Naturkundemuseum Leipzig Umzug

Museum für Naturkunde Leipzig Parade

Die Kosten für den Umzug und die Wiedereröffnung des Museums betragen Euro. Naturhistorisches Museum Leipzig wird nicht in die Baustoffspinnerei integriert. Notbremse: Der vorgesehene Umzug des Naturhistorischen Museums Leipzig in die neue Messehalle 7 auf dem Gelände der Baustoffspinnerei soll beendet werden. Die Umbaukosten für die Umwandlung der Messehalle in ein Heimatmuseum wären, wie die Stadt Hamburg am vergangenen Wochenende bekannt gab, wesentlich teurer als heute. Der Aufwand für die Renovierung des ehemaligen Fabrikgebäudes würde mehr als 37 Mio.

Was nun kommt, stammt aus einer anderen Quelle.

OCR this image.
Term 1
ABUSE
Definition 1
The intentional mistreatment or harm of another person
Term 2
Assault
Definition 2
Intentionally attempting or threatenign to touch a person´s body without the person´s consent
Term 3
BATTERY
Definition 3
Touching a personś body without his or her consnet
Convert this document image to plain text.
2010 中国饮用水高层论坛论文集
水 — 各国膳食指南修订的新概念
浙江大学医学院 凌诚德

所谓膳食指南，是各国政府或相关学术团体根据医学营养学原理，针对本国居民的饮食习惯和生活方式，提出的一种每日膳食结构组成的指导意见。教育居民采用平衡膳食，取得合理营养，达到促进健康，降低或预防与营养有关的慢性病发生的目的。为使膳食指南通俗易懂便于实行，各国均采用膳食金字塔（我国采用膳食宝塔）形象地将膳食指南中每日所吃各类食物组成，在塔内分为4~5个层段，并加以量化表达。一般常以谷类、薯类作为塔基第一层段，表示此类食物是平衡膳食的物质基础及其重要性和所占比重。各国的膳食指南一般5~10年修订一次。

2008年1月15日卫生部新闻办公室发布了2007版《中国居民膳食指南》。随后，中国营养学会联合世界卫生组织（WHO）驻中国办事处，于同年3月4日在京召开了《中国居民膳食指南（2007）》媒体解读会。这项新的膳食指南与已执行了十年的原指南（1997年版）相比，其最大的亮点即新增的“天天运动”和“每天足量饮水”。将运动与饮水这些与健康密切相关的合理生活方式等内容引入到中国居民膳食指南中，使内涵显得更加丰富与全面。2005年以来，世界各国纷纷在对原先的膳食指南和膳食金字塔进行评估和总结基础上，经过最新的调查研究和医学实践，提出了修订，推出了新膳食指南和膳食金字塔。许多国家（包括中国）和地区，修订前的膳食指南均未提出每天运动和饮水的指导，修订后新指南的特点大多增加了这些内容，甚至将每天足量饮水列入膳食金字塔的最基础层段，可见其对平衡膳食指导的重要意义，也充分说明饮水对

EUR betragen, während das Haushaltsbudget gut zehn Mio. EUR betragen würde.

Darüber hinaus musste das museale Konzept in der Baustoffspinnerei deutlich eingeengt werden. Die Stadtverwaltung erklärte: "Vor dem Hintergund dieser neuen Erkenntnisse unterbreitet die oberste Verwaltung dem Rat der Stadt nun den Vorschlag, die 7. Aula nicht mehr zum neuen Sitz des Museums für Naturkunde auszubauen". Im Jahr 2016 beschloss der Gemeinderat, auf dem Areal der Baustoffspinnerei Bereiche für das Naturkundemuseum in Saal 7 vorzubereiten.

Museumsleiter Ronny Maik Leder hatte große Zukunftspläne für den Umzug. Das Naturkundemuseum sollte in interaktiver Weise gestaltet werden, um dem Hause zu mehr überregionaler Bekanntheit zu verhelfen. Außerdem wollte er das Museum für Naturkunde aufwerten. An der heutigen Stelle des Naturhistorischen Museums gibt es brandschutztechnische Probleme.

Naturhistorisches Museum Leipzig - Landeshauptstadt Leipzig

Im Rahmen der stark landwirtschaftlich geprägten Landschaft findet das Tier immer weniger Menschen. Eine Paradoxie - denn in den vergangenen Jahrzehnten haben die Landwirte eine vielseitige und von hoher Biodiversität geprägte Agrarlandschaft geschaffen: das offene Land. Strukturell reiche Felder, blumige Weiden und artenreiche Weiden sind heute jedoch rar. Machen Sie sich aus der Luft und aus der Luft eine eigene Meinung: Wie kann Freiland ein Habitat für Mensch und Tier sein?

Leipziger Mammutprojekt im Aufwind

Auf dem Areal der alten Baustoffspinnerei soll die neue Messehalle 7 zu einer großartigen Messehalle mit einer neuen Westtoranlage zur kulturellen Metropole Leipzig werden. Mit LED-Panels auf der gläserne Konstruktion sollen die Programmhighlights des neuen Naturhistorischen Museums Leipzig und des LOFFT-Theaters, des Tanztheaters Leipzig und des Jugendwelttheaters, die sich in Zukunft auch in der Saal 7 befinden werden, weit sichtbar angekündigt werden.

Was ist mit dem riesigen Ding? Vermutlich wird dies in einer naturwissenschaftlich begründeten "Produktion" des Museums der künftigen Generation wieder auftauchen: "Das Riesenmammut von Borna" ist fest im Bewußtsein der Leipzigern verwurzelt. Sie wurde 1908 in einer Tongrube am Ufer des Wyhra-Flusses gefunden und später im Völkerkundemuseum der Allgemeinheit vorgestellt. Die Lagerung der Bauteile erfolgt nach dem Prinzip im Naturkundemuseum, weitere in Berlin.

Anstelle einer Wiederherstellung will das zukünftige Heimatmuseum das Bornaer Riesenmammut im Inneren, aber als Projektierung im Wassernebel wiederbeleben und den Kreislauf von Auf- und Abstieg auf den Resten aufzeigen. Nach dem Umzug und der Wiedereröffnung im Jahr 2020 soll das Naturkundemuseum Leipzig drei Mal so viele Menschen anlocken wie bisher. Die Wissenschaftlerin hat einen Platz zum Bestaunen und Verbleiben im Sinn, der dem Leipzig Musée helfen will, überregionale Ausstrahlung zu erreichen.

An diesem Mammutprojekt ist er aber interessiert: "Leipzig ist eine große Metropole, und ein großes Naturkundemuseum benötigt sie auch", sagte er.